Learnable Prompt for Few-Shot Semantic Segmentation in Remote Sensing Domain
Steve Andreas Immanuel, Hagai Raja Sinulingga
TL;DR
This work tackles generalized few-shot semantic segmentation in remote sensing by leveraging SegGPT as a foundation model and introducing per-novel-class learnable prompts trained on scarce support data. The method integrates patch-based predictions and a patch-and-stitch inpainting-inspired fusion to handle multi-scale objects, while image-similarity search guides prompt selection and a filtering step reduces false positives. Empirical results on the OpenEarthMap GFSS dataset show notable gains, boosting validation weighted mIoU from 15.96 to 35.08 and achieving 36.52 on the test set, with ablations confirming the contribution of prompts, patch-based fusion, and filtering. The approach offers a simple, extensible, and computationally viable path for incorporating new classes in remote-sensing segmentation without extensive re-training of base models.
Abstract
Few-shot segmentation is a task to segment objects or regions of novel classes within an image given only a few annotated examples.

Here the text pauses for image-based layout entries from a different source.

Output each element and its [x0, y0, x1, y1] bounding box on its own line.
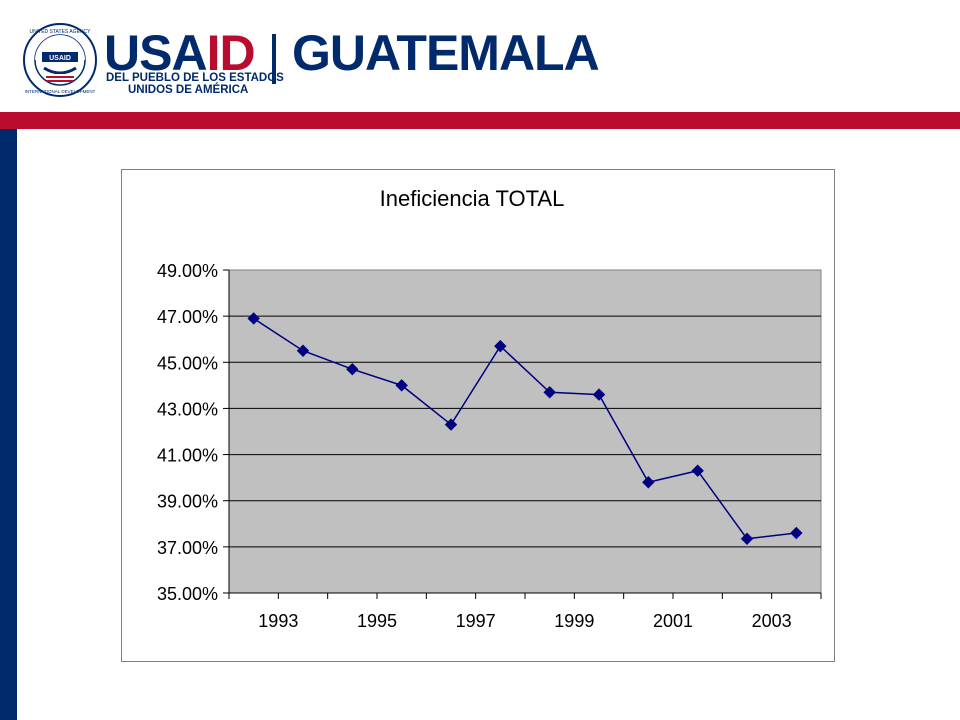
- data-point-marker: [740, 532, 754, 545]
- y-tick-label: 41.00%: [157, 446, 218, 466]
- left-navy-bar: [0, 129, 17, 720]
- brand-id: ID: [206, 25, 256, 81]
- series-polyline: [253, 317, 797, 540]
- x-tick-label: 1993: [258, 611, 298, 631]
- tagline-line-2: UNIDOS DE AMÉRICA: [128, 84, 249, 96]
- tagline-line-1: DEL PUEBLO DE LOS ESTADOS: [106, 72, 284, 84]
- data-point-marker: [494, 339, 507, 353]
- data-point-marker: [642, 476, 655, 489]
- y-tick-label: 49.00%: [157, 261, 218, 281]
- data-point-marker: [247, 312, 260, 325]
- y-axis-ticks: 35.00% 37.00% 39.00% 41.00% 43.00% 45.00% 47.0…: [157, 261, 229, 604]
- x-tick-label: 1995: [357, 611, 397, 631]
- y-tick-label: 47.00%: [157, 307, 218, 327]
- data-point-marker: [346, 363, 359, 376]
- y-tick-label: 45.00%: [157, 353, 218, 373]
- x-tick-label: 2001: [653, 611, 693, 631]
- data-point-marker: [444, 418, 458, 431]
- chart-area: Ineficiencia TOTAL 35.00% 37.00% 39.00% 41.…: [121, 169, 835, 662]
- data-point-marker: [592, 388, 606, 401]
- y-tick-label: 35.00%: [157, 584, 218, 604]
- data-point-marker: [691, 464, 704, 477]
- brand-usa: USA: [104, 25, 208, 81]
- x-tick-label: 1999: [554, 611, 594, 631]
- plot-area: [228, 269, 822, 594]
- y-tick-label: 37.00%: [157, 538, 218, 558]
- y-tick-label: 39.00%: [157, 492, 218, 512]
- chart-title: Ineficiencia TOTAL: [380, 186, 565, 211]
- x-axis-ticks: 1993 1995 1997 1999 2001 2003: [228, 593, 822, 631]
- series-markers: [247, 312, 803, 545]
- seal-text-bottom: INTERNATIONAL DEVELOPMENT: [25, 89, 96, 94]
- usaid-wordmark: USAID: [104, 25, 256, 81]
- tagline: DEL PUEBLO DE LOS ESTADOS UNIDOS DE AMÉR…: [106, 72, 284, 96]
- brand-divider: [272, 34, 276, 84]
- y-tick-label: 43.00%: [157, 399, 218, 419]
- x-tick-label: 1997: [456, 611, 496, 631]
- gridlines: [229, 315, 821, 548]
- header: USAID UNITED STATES AGENCY INTERNATIONAL…: [0, 0, 960, 112]
- country-name: GUATEMALA: [292, 25, 600, 81]
- red-band: [0, 112, 960, 129]
- data-point-marker: [395, 379, 408, 392]
- usaid-seal-icon: USAID UNITED STATES AGENCY INTERNATIONAL…: [23, 23, 97, 97]
- series-line: [253, 317, 797, 540]
- data-point-marker: [790, 526, 803, 540]
- seal-text-top: UNITED STATES AGENCY: [30, 29, 92, 35]
- data-point-marker: [296, 344, 310, 357]
- line-chart: Ineficiencia TOTAL 35.00% 37.00% 39.00% 41.…: [157, 186, 822, 631]
- x-tick-label: 2003: [752, 611, 792, 631]
- data-point-marker: [543, 386, 556, 399]
- svg-text:USAID: USAID: [49, 55, 71, 62]
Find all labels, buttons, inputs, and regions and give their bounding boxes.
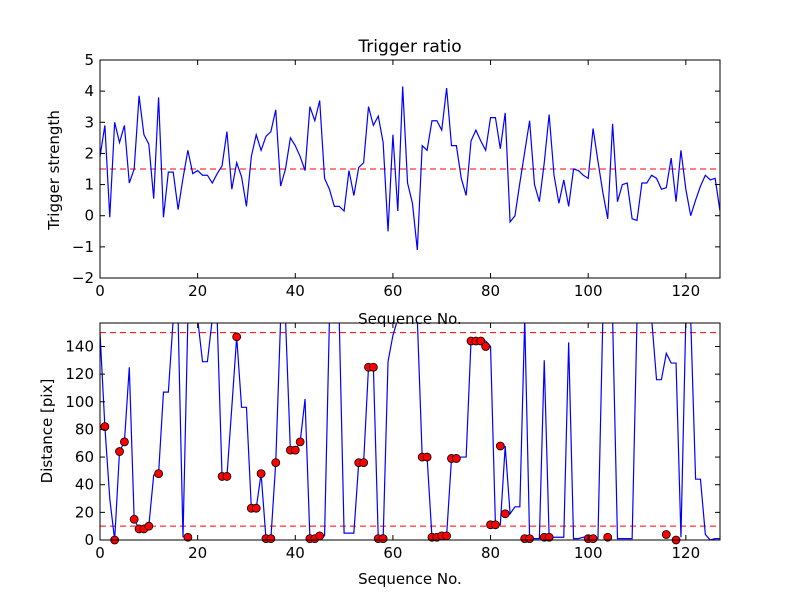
bottom-marker-point [491,520,500,530]
top-y-tick-label: 4 [84,82,94,100]
bottom-series-group [100,323,720,540]
top-y-tick-label: 5 [84,51,94,69]
bottom-marker-point [603,532,613,542]
bottom-marker-point [368,362,378,372]
top-series-group [100,86,720,251]
top-x-tick-label: 80 [481,282,500,300]
top-panel: Trigger ratio 0 20 40 60 80 100 120−2−1012345 … [45,37,721,328]
bottom-marker-point [315,531,325,541]
top-plot-area: 0 20 40 60 80 100 120 −2 −1 0 1 2 3 4 5 [72,51,721,300]
bottom-x-tick-label: 0 [95,544,105,562]
bottom-marker-point [183,532,193,542]
top-y-tick-label: −2 [72,269,94,287]
bottom-axes-frame [99,322,721,541]
top-x-tick-label: 100 [574,282,603,300]
bottom-x-axis-label: Sequence No. [358,570,462,588]
bottom-x-tick-label: 80 [481,544,500,562]
top-x-axis-label: Sequence No. [358,310,462,328]
bottom-marker-point [451,454,461,463]
bottom-marker-point [120,437,129,447]
top-axes-frame [99,59,721,279]
top-y-tick-label: 1 [84,176,94,194]
bottom-marker-point [422,452,432,462]
bottom-marker-point [290,445,300,455]
bottom-x-tick-label: 40 [286,544,305,562]
bottom-x-tick-label: 60 [383,544,402,562]
bottom-marker-point [378,534,388,544]
bottom-marker-point [251,503,261,513]
bottom-y-tick-label: 140 [65,337,94,355]
bottom-marker-point [232,332,242,342]
top-x-tick-label: 120 [672,282,701,300]
bottom-marker-point [500,509,510,519]
top-y-tick-label: 0 [84,207,94,225]
top-x-tick-label: 60 [383,282,402,300]
bottom-y-tick-label: 80 [75,420,94,438]
bottom-marker-point [115,447,124,456]
bottom-marker-point [295,437,305,447]
top-chart-title: Trigger ratio [357,37,461,57]
bottom-marker-point [661,530,671,539]
bottom-marker-point [481,342,491,351]
bottom-y-tick-label: 40 [75,476,94,494]
bottom-marker-point [476,336,486,346]
bottom-y-tick-label: 120 [65,365,94,383]
bottom-y-tick-label: 60 [75,448,94,466]
top-y-tick-label: 3 [84,113,94,131]
top-series-line [100,86,720,251]
bottom-marker-point [359,458,369,467]
bottom-y-tick-label: 20 [75,503,94,521]
bottom-plot-area: 0 20 40 60 80 100 120 0 20 40 60 80 100 120 140 [65,322,721,562]
bottom-marker-point [266,534,276,544]
top-y-tick-label: −1 [72,238,94,256]
bottom-marker-point [144,521,154,531]
bottom-marker-point [154,469,163,479]
bottom-marker-point [588,534,598,544]
bottom-marker-point [525,534,535,544]
top-x-tick-label: 20 [188,282,207,300]
top-y-axis-label: Trigger strength [45,110,63,231]
bottom-y-tick-label: 0 [84,531,94,549]
bottom-marker-point [271,458,281,467]
bottom-marker-point [256,469,266,479]
bottom-y-axis-label: Distance [pix] [38,379,56,484]
bottom-marker-point [495,441,505,451]
bottom-marker-point [222,472,232,481]
bottom-y-tick-label: 100 [65,393,94,411]
top-y-tick-label: 2 [84,144,94,162]
bottom-series-line [100,323,720,540]
bottom-x-tick-label: 20 [188,544,207,562]
top-x-tick-label: 0 [95,282,105,300]
bottom-panel: 0 20 40 60 80 100 120 0 20 40 60 80 100 120 140 Sequen… [38,322,721,588]
bottom-x-tick-label: 120 [672,544,701,562]
bottom-marker-point [100,422,110,432]
bottom-marker-point [129,514,139,524]
bottom-x-tick-label: 100 [574,544,603,562]
bottom-marker-point [442,531,452,541]
top-x-tick-label: 40 [286,282,305,300]
bottom-marker-point [544,532,554,542]
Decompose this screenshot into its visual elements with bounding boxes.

In the generalized setting, the task extends to segment both the base and the novel classes. The main challenge is how to train the model such that the addition of novel classes does not hurt the base classes performance, also known as catastrophic forgetting. To mitigate this issue, we use SegGPT as our base model and train it on the base classes. Then, we use separate learnable prompts to handle predictions for each novel class. To handle various object sizes which typically present in remote sensing domain, we perform patch-based prediction. To address the discontinuities along patch boundaries, we propose a patch-and-stitch technique by re-framing the problem as an image inpainting task. During inference, we also utilize image similarity search over image embeddings for prompt selection and novel class filtering to reduce false positive predictions. Based on our experiments, our proposed method boosts the weighted mIoU of a simple fine-tuned SegGPT from 15.96 to 35.08 on the validation set of few-shot OpenEarthMap dataset given in the challenge.